I’m not sure when it happened, but we’ve all been duped. We have been told that being “strong” is something that we should be striving for. “She’s so strong” is the highest form of praise. Now if you mean “she’s so strong, she can squat 200 lbs”, then yes!  Correct use of strong! If you mean, “she’s so strong because she never seems to be fazed, never seems to have an emotional reaction, doesn’t cry at funerals” then maybe we need to start re-evaluating what “strong” means.

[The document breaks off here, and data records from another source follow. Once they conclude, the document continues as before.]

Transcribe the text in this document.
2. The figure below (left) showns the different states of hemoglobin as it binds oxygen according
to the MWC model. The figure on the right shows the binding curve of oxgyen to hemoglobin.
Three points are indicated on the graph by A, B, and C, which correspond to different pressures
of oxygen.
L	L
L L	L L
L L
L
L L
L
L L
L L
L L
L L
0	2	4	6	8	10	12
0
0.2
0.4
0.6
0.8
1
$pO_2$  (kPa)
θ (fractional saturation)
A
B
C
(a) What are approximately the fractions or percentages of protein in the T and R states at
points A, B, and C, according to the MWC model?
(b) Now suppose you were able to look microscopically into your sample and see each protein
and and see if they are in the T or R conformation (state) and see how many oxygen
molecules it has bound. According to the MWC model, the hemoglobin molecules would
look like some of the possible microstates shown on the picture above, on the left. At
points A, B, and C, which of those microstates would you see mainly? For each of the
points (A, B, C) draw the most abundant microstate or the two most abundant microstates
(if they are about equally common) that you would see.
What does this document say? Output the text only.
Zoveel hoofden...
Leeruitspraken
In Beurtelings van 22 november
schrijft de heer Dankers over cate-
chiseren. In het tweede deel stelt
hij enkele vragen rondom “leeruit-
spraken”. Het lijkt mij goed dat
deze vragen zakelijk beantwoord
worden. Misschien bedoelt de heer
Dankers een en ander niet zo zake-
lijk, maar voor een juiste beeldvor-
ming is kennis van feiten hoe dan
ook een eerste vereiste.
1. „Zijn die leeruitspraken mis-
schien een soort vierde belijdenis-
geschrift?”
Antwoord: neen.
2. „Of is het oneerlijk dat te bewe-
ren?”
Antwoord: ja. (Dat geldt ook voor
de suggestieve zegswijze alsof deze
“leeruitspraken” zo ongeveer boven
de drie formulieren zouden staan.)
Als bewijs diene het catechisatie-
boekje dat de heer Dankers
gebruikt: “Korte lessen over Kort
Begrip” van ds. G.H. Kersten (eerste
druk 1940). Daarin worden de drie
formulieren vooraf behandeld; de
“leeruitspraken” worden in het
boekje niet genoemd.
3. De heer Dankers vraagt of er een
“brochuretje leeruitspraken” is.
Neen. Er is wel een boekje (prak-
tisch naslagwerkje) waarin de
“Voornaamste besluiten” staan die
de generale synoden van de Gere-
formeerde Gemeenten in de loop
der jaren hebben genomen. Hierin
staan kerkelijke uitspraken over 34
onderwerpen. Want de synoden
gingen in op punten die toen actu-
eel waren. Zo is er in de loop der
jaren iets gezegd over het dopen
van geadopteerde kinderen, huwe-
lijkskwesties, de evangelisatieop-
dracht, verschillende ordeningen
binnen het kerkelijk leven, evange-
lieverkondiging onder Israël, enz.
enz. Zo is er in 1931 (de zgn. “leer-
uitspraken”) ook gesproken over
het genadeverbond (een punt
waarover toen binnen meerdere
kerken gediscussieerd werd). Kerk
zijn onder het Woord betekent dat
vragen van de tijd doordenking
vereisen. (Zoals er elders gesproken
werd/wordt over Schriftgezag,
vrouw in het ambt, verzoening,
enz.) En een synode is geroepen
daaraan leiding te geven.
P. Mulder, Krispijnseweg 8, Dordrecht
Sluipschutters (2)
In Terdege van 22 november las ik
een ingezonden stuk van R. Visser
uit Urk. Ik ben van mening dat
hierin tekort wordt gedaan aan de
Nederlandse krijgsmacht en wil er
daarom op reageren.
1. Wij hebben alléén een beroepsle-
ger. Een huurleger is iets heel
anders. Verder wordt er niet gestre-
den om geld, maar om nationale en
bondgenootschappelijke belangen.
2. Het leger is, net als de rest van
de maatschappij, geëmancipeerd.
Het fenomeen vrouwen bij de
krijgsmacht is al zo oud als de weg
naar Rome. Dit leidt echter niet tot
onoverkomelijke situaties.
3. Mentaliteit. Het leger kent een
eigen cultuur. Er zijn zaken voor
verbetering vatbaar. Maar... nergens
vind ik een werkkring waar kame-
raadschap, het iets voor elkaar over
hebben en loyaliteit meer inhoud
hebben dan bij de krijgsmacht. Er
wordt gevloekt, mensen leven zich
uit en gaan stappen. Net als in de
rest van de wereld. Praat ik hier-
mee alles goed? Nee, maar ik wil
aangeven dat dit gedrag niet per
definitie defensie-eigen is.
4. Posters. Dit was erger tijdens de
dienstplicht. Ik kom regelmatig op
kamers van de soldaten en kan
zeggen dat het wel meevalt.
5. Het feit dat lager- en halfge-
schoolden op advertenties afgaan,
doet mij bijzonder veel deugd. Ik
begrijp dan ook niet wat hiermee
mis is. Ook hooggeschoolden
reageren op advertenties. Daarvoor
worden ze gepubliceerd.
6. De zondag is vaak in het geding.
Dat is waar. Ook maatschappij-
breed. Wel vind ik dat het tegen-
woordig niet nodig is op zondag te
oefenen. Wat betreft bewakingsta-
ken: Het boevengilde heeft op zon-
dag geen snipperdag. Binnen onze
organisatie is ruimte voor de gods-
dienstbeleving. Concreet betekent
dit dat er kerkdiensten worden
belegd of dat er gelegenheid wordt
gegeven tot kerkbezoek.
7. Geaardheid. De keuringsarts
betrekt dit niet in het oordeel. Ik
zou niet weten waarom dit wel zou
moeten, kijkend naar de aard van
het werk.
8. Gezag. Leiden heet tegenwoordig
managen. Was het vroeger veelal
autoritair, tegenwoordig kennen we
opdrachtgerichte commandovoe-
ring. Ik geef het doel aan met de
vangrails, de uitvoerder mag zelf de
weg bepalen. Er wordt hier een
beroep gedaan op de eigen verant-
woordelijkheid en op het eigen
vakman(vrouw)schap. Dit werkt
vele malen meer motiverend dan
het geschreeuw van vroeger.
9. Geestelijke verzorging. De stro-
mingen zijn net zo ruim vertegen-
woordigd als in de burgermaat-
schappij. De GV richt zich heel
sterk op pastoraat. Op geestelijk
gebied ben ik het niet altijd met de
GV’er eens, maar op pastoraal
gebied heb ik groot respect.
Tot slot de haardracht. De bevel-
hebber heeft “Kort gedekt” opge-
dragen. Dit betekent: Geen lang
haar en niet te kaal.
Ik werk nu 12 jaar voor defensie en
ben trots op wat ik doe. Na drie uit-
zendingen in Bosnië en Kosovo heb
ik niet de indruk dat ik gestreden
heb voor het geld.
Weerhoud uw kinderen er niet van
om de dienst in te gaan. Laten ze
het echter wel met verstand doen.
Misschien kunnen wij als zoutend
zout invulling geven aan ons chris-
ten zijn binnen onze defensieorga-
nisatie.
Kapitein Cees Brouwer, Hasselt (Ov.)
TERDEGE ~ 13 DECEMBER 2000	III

One of the most common phrases I hear in my therapy office is “I should be stronger.” When I dig into what it means to be “stronger” the overwhelming majority actually mean:

“I don’t want to feel a normal, understandable, uncomfortable human emotion to something stressful in my life.” 

We have been conditioned to believe that having emotional responses is a bad thing, when actually emotional responses are highly adaptive.  We are born with a full and complete set of emotions.  We may differ in temperament (early on, you can often tell who the chill baby is versus the one that’s a bit more high strung), but the basic emotions are the same.  These emotions are a gift.  They allow us to connect with other people.  They drive behavior that is protective (ex. Run into a bear, feel fear, run!). Emotions can be messages that things we are doing aren’t good or healthy for us.  Emotions, even the most uncomfortable and intense, can be useful.

Somehow along the way though, we have been conditioned to view emotional responses as some sort of personality flaw.  Actually, we view *negative* emotional responses as being weak.  Be happy, be pleasant, say that you’re fine through clenched teeth, but never, ever admit to struggling.

This is crap.

This is not being strong.

This is emotional avoidance and it is not good.

When we try to avoid, ignore, deny or squish down our feelings, we are interfering with the emotional system. Just because we pretend that the feeling is not there, this does not mean it just disappears.  They come out some way.  Maybe you start feeling physical symptoms like headaches or stomach upset.  You may start feeling anxious or on the verge of tears all the time, even if there is no clear trigger.  You may keep it together most of the time, but occasionally explode at the smallest provocation (road rage, anyone?).  You may have a hard time falling or staying asleep.  Our emotional system is annoyingly brilliant; there is no way to trick it.

On the other hand, healthy emotional expression does not mean that we can throw a tantrum at the slightest disappointment.  Emotional health requires a healthy dose of emotional regulation.  We need to learn how to self-soothe when we are distressed.  We do need to sometimes delay our emotional expression (delay, not avoid completely!).  We don’t need to tell everyone our most inner struggles.  We do need to allow ourselves to feel our feelings, stop the avoidance, the judgment, the criticism.  Your feelings are there for a reason.  Not sure what those reasons are anymore? That’s probably a sign that there’s been a bit of emotional interference going on and we’ve got some work to do to realign things. Let’s ditch the “strong” myth and start getting real about our feelings.